The lemon orzo soup is delicious topped with shrimp, as shown. You can also top with fresh herbs like some chopped fresh parsley, fresh dill, or oregano.
If serving the soup in the summer, I love a side of peach panzanella.
One of my favorite parts about this orzo soup is how easy it is to customize!
- Leave out the shrimp - Sometimes I will make this without shrimp if I don't have any or am feeling lazy. Or I'll put shrimp in for me, and leave it out for Josh. It's filling either way!
- Swap out the shrimp for cooked chicken - Have some cooked chicken or rotisserie chicken lying around? Make a lemon chicken orzo soup with it!
- Instead of shredding the carrots, just chop them into pieces - When I'm feeling a little lazy, I just chop the carrots up. It's equally as delicious! Just make sure they are all cooked and tender before you serve.
- Add some greens - If you have chopped spinach or kale, you can throw it into the soup for some extra veggies and greens. I love adding baby spinach to mine.
- Spice it up - Love a little spice? Add some red pepper flakes or a touch of cayenne for a hint of spice to your soup.
How to make the lemon orzo soup
To make the lemon orzo soup with shrimp, first prepare your ingredients.
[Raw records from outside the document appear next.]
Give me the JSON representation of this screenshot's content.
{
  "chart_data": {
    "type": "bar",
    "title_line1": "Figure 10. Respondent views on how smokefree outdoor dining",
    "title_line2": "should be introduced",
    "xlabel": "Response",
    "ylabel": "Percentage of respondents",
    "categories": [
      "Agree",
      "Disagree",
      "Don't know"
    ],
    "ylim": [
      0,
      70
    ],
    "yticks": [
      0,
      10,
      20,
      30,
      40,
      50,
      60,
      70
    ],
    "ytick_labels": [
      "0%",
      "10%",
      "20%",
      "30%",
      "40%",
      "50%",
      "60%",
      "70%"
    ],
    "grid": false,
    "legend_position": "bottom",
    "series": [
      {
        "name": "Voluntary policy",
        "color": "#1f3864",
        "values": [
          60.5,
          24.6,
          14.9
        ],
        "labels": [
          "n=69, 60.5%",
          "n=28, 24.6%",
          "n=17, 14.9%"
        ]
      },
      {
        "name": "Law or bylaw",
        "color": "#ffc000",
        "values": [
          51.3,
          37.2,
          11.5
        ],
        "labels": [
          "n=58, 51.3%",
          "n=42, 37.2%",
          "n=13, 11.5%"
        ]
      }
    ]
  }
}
Dice the onion and mince the garlic. Grate (or finely chop) the carrot and set aside.
Once your ingredients are prepared, take out a dutch oven or large soup pot and heat over medium heat. Add the olive oil.
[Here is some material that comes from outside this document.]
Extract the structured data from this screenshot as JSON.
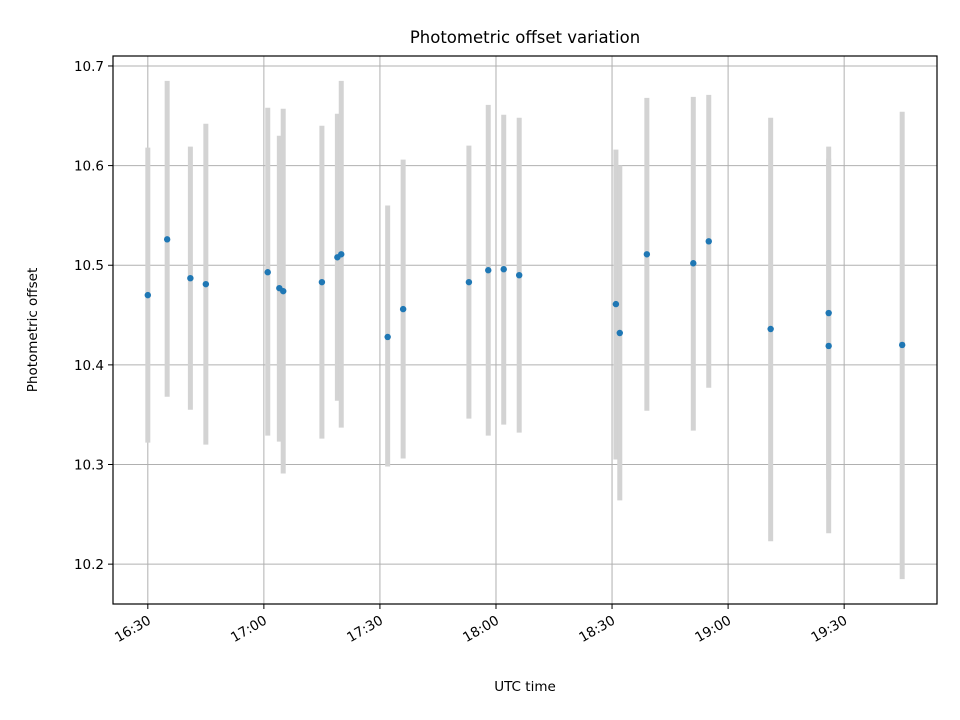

After about 30 seconds, add the onion to the pot and cook, stirring frequently, until onions are translucent. Add the garlic and saute for an additional minute.
Then add the carrots and cook for an additional two minutes, stirring frequently.
Then add the chicken stock and orzo to the pot.
Cook until the orzo is tender, but still has a slight bite (al dente!), about 10 minutes. This can vary depending on the orzo, so test it by tasting a bit with your spoon to determine if it needs longer.
While the soup is cooking, take out a large skillet and heat a bit of olive oil over medium heat. Add the shrimp to the pan and cook.
As the shrimp starts to turn pink and opaque, flip and cook on the other side for about 1-2 minutes until cooked through. Set aside.
Once soup is done, add the dried basil, lemon zest, and lemon juice and stir to combine. Season with salt and pepper as desired.
Plate soup and top with shrimp.
Other soup recipes to love:
Lemon Orzo Soup with Shrimp
- 2 tablespoon olive oil
- 1 onion chopped
- 3 garlic cloves minced
- 3 carrots grated
- 6 cups chicken broth or stock
- 1 cup orzo
- 16 large shrimp deveined and peeled
- 1 lemon zest and juice
- 1 teaspoon dried basil
- Heat a large pot over medium heat. Add 1 tablespoon of the olive oil to the pot. Once oil is hot, add the onions and sauté until translucent. Add the garlic and sauté for an additional minute.
- Add the carrot and sauté for another two minutes.
- Add the chicken broth and orzo to the pot. Cook until orzo is tender, with a slight bite, about 10 minutes (but can depend on the orzo).
- While orzo is cooking, prepare the shrimp. In a skillet, heat one tablespoon of olive oil over medium heat. When oil is hot, add shrimp to the pan. Sprinkle with salt and pepper. Cook, flipping once, until shrimp are cooked through and pink. Set aside.
- Once orzo soup is finished, add the lemon zest and juice. Season with salt, pepper and dried basil.
- Spoon into bowls, and add the cooked shrimp to the soup.
If nutrition info is shown, values are based on an online calculator and are estimates. Please verify using your own data.